My mom was a nurse in the Navy WAVES when she met my dad. She said she wasn’t sure why she gave him the time of day, the first time they met, but after that, she was hooked. They were both stationed in Hawaii, and their romance was a bit of a whirlwind. They were married in the Navy Chapel, and proceeded to fall deeper in love, for the rest of their lives.
She got out of the Navy at the end of her enlistment, but my dad continued on with his chosen career. This took him to places like Guadalcanal, Iwo Jima, Saipan and Corregidor. As a Navy Hospital Corpsman, usually assigned to various Marine Divisions, he was assured of never sitting out a battle. On one of the rare occasions that he was attached to a Navy shore station, the Japanese chose that station on which to launch a sneak attack.
After the attack on Pearl Harbor, my father returned to the Marines, and accompanied them to nearly every major battle in the Pacific theater. When the war was finally over, the Marines took him to Tokyo with them.
Throughout all this, my mother sat at home, with my sister, dreading the day that a Western Union telegram might be delivered, to announce my father as dead, missing or wounded.
Finally, the war ended, and she felt as though they had survived the worst that life could throw at them. They finally had peace!
But it was short lived, as the U.S. shortly began its involvement in the Korean War, and once again, my dad was attached to a Marine outfit, and participated in the roughest landing of that conflict. His letters came sporadically, as they were often so far forward, that they could neither send nor receive mail for days, sometimes even weeks. Each time the postman came, my mother met him at the door, often to end up crying when nothing arrived to let her know that he was safe.
When the Navy abandoned the Marines to march their way out of Korea, down the Chosin Valley, my father was with them. It was a shooting gallery, with tens of thousands of enemy lining both sides, firing down on the frozen Marines below, for the entire length of the march. More news hit the airways during the Korean War, than during World War II, so my mom was painfully aware of the odds of his survival. She continued to meet the postman at the door, even though she knew she would be receiving nothing from him. She, like thousands of other military wives, was cursed with an endless wait, because even news of the dead or wounded was delayed; only long distance reports were forthcoming, citing the tremendous pounding of the Marines at Chosin.
I was only an infant at this point, so I knew nothing of the wounded Marines my father was treating. I wasn’t aware that he, like everyone else, was starving and frostbitten. I didn’t even know that my mother was crying herself to sleep nearly every night, afraid that her husband, with whom she had enjoyed so little time, might never come home to her.
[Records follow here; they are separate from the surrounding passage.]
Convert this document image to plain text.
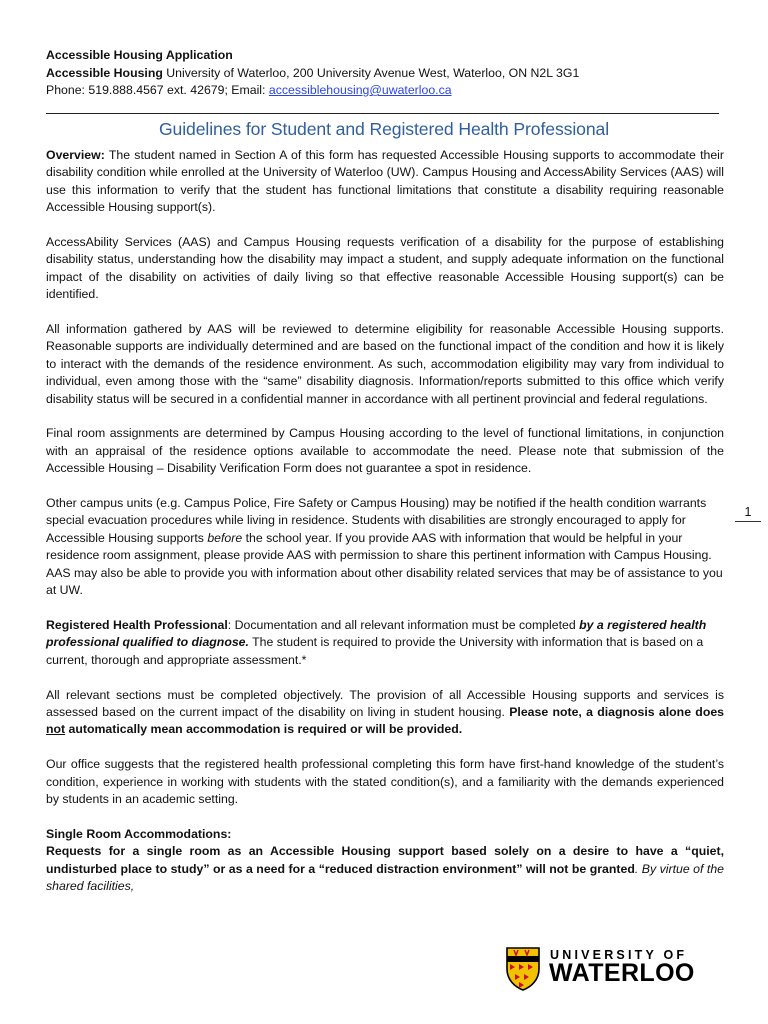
Accessible Housing Application
Accessible Housing University of Waterloo, 200 University Avenue West, Waterloo, ON N2L 3G1
Phone: 519.888.4567 ext. 42679; Email: accessiblehousing@uwaterloo.ca
Guidelines for Student and Registered Health Professional

Overview: The student named in Section A of this form has requested Accessible Housing supports to accommodate their disability condition while enrolled at the University of Waterloo (UW). Campus Housing and AccessAbility Services (AAS) will use this information to verify that the student has functional limitations that constitute a disability requiring reasonable Accessible Housing support(s).

AccessAbility Services (AAS) and Campus Housing requests verification of a disability for the purpose of establishing disability status, understanding how the disability may impact a student, and supply adequate information on the functional impact of the disability on activities of daily living so that effective reasonable Accessible Housing support(s) can be identified.

All information gathered by AAS will be reviewed to determine eligibility for reasonable Accessible Housing supports. Reasonable supports are individually determined and are based on the functional impact of the condition and how it is likely to interact with the demands of the residence environment. As such, accommodation eligibility may vary from individual to individual, even among those with the “same” disability diagnosis. Information/reports submitted to this office which verify disability status will be secured in a confidential manner in accordance with all pertinent provincial and federal regulations.

Final room assignments are determined by Campus Housing according to the level of functional limitations, in conjunction with an appraisal of the residence options available to accommodate the need. Please note that submission of the Accessible Housing – Disability Verification Form does not guarantee a spot in residence.

Other campus units (e.g. Campus Police, Fire Safety or Campus Housing) may be notified if the health condition warrants special evacuation procedures while living in residence. Students with disabilities are strongly encouraged to apply for Accessible Housing supports before the school year. If you provide AAS with information that would be helpful in your residence room assignment, please provide AAS with permission to share this pertinent information with Campus Housing. AAS may also be able to provide you with information about other disability related services that may be of assistance to you at UW.

Registered Health Professional: Documentation and all relevant information must be completed by a registered health professional qualified to diagnose. The student is required to provide the University with information that is based on a current, thorough and appropriate assessment.*

All relevant sections must be completed objectively. The provision of all Accessible Housing supports and services is assessed based on the current impact of the disability on living in student housing. Please note, a diagnosis alone does not automatically mean accommodation is required or will be provided.

Our office suggests that the registered health professional completing this form have first-hand knowledge of the student’s condition, experience in working with students with the stated condition(s), and a familiarity with the demands experienced by students in an academic setting.

Single Room Accommodations:
Requests for a single room as an Accessible Housing support based solely on a desire to have a “quiet, undisturbed place to study” or as a need for a “reduced distraction environment” will not be granted. By virtue of the shared facilities,
1
UNIVERSITY OF
WATERLOO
I know, though, that my mother gave my sister and I all the love and care that anyone could hope for.
And I know that when my father got back, she once again thought, ‘Peace, at last!’
Peace, perhaps, but not necessarily together. My father’s line of work had made Corpsmen special targets in Korea, drawing a bonus for any Chinese soldier that could kill one. Consequently, when peace once again reigned, there was a severe shortage. This meant that nearly every Corpsman was denied the opportunity to stay ashore with his family. Instead, most were attached to ships that sailed almost immediately, and stayed gone for nine months to a year at a time.
Once again, my mother found herself raising two children alone. Only now, they were older, and they needed the influence of a father in their lives.
With the two hats to wear, my mom must have often found herself at odds with herself. She had to be both mother and father, occasionally both good cop and bad cop. She had to satisfactorily fulfill more functions than is reasonable for one person. And she had to be upbeat and cheerful, while doing it.
Amazingly enough, that’s exactly what she did!
I can remember periodically missing my father’s presence…wishing he could come to my ballgame, or just be there at a school play. But I don’t remember ever feeling as though I was lacking anything, because of his absence. We wrote each other letters, I sent him drawings and school pictures, and he would write me about the things he did aboard ship, or in some distant port. And meanwhile, my mom was at my ballgames. My mom made it to all my school plays. She did the same, of course, for all my sister’s activities. And in her spare time, she did all the other things that mothers do, to care for the house, the kids, the pets, the bills, the church bake sales, the Brownie Dens and the Cub Scout packs, etc., etc., etc.
And she did it all with a smile.
My mother didn’t do anything that thousands of other mothers didn’t do, in those same circumstances. In fact, she was luckier than many, since her husband did come home. But that doesn’t make it any less remarkable.
When my father finally retired from the Navy, she must have thought that she was finally going to get to keep him for a while.
Then, his new job, with the federal government, sent him to New York City for two years. Meanwhile, the three of us went to Michigan to stay with my grandparents. There were still letters, of course, and even an occasional phone call, but they weren’t enough, for a couple that had been married for nearly fifteen years, and had been together for less than two of them.
After a year, it was decided that we would move to New York, so that we could all be together. My father rented a brownstone walk-up in Queens, and we tried to resume a normal life.
When that second year in New York was behind us, my father was transferred to El Paso, TX, and we all drove out together. My mother and father were able to finish their days, never being apart again.
That was the kind of peace they had been looking for.